UCSC-VLAA/STAR1-R1-Distill-7B
UCSC-VLAA/STAR1-R1-Distill-7B is a 7.6 billion parameter language model developed by UCSC-VLAA, fine-tuned on the STAR-1 dataset to enhance safety alignment in large reasoning models. This model integrates and refines data from multiple sources, providing policy-grounded reasoning samples. It is specifically designed to improve safety performance across various benchmarks while maintaining reasoning capabilities. The model is based on a Qwen-7B architecture, optimized for safer AI applications.
Loading preview...
Overview
UCSC-VLAA/STAR1-R1-Distill-7B is a 7.6 billion parameter model developed by UCSC-VLAA, specifically fine-tuned using the STAR-1 dataset to improve safety alignment in reasoning-focused large language models. The STAR-1 dataset, comprising 1,000 carefully selected examples, emphasizes diversity, deliberative reasoning, and rigorous filtering, with each example evaluated by GPT-4o for alignment with best safety practices. This model is part of a series of STAR-1 fine-tuned models, including variants based on Qwen and Llama architectures.
Key Capabilities
- Enhanced Safety Alignment: Significantly improves safety performance on various benchmarks.
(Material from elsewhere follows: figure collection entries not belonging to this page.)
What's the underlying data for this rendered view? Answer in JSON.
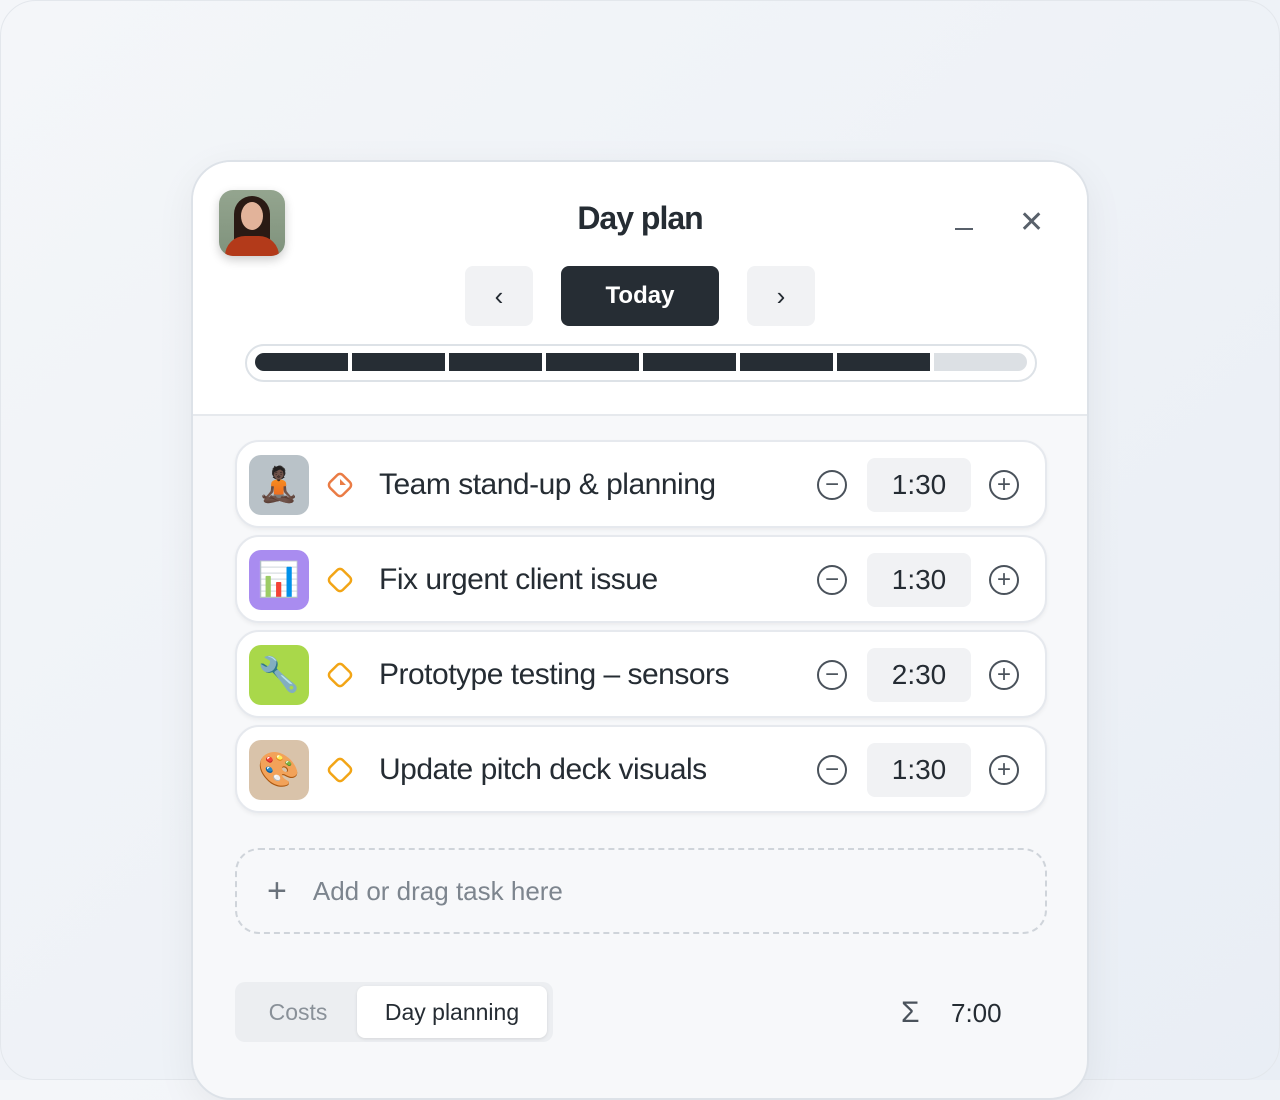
{
  "header": {
    "title": "Day plan",
    "today_label": "Today",
    "prev_icon": "chevron-left-icon",
    "next_icon": "chevron-right-icon",
    "minimize_icon": "minimize-icon",
    "close_icon": "close-icon"
  },
  "progress": {
    "segments_total": 8,
    "segments_filled": 7,
    "percent": 87.5
  },
  "tasks": [
    {
      "name": "Team stand-up & planning",
      "duration": "1:30",
      "icon": "lotus-position-emoji",
      "icon_bg": "#b9c2c8",
      "priority_color": "#ea7c45",
      "priority_icon": "diamond-clock-icon"
    },
    {
      "name": "Fix urgent client issue",
      "duration": "1:30",
      "icon": "bar-chart-emoji",
      "icon_bg": "#a98cf0",
      "priority_color": "#f2a516",
      "priority_icon": "diamond-icon"
    },
    {
      "name": "Prototype testing – sensors",
      "duration": "2:30",
      "icon": "wrench-emoji",
      "icon_bg": "#a9d84a",
      "priority_color": "#f2a516",
      "priority_icon": "diamond-icon"
    },
    {
      "name": "Update pitch deck visuals",
      "duration": "1:30",
      "icon": "artist-palette-emoji",
      "icon_bg": "#d9c3aa",
      "priority_color": "#f2a516",
      "priority_icon": "diamond-icon"
    }
  ],
  "add_task": {
    "label": "Add or drag task here"
  },
  "footer": {
    "tabs": [
      "Costs",
      "Day planning"
    ],
    "active_tab": "Day planning",
    "sum_symbol": "Σ",
    "total": "7:00"
  }
}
- Reasoning Preservation: Achieves safety improvements with minimal impact on core reasoning capabilities.
- Policy-Grounded Responses: Trained on data designed to provide responses aligned with established safety policies.
Good For
- Applications requiring safer AI outputs in reasoning tasks.
- Developers looking for models with improved ethical alignment.
- Use cases where mitigating harmful or biased responses is critical.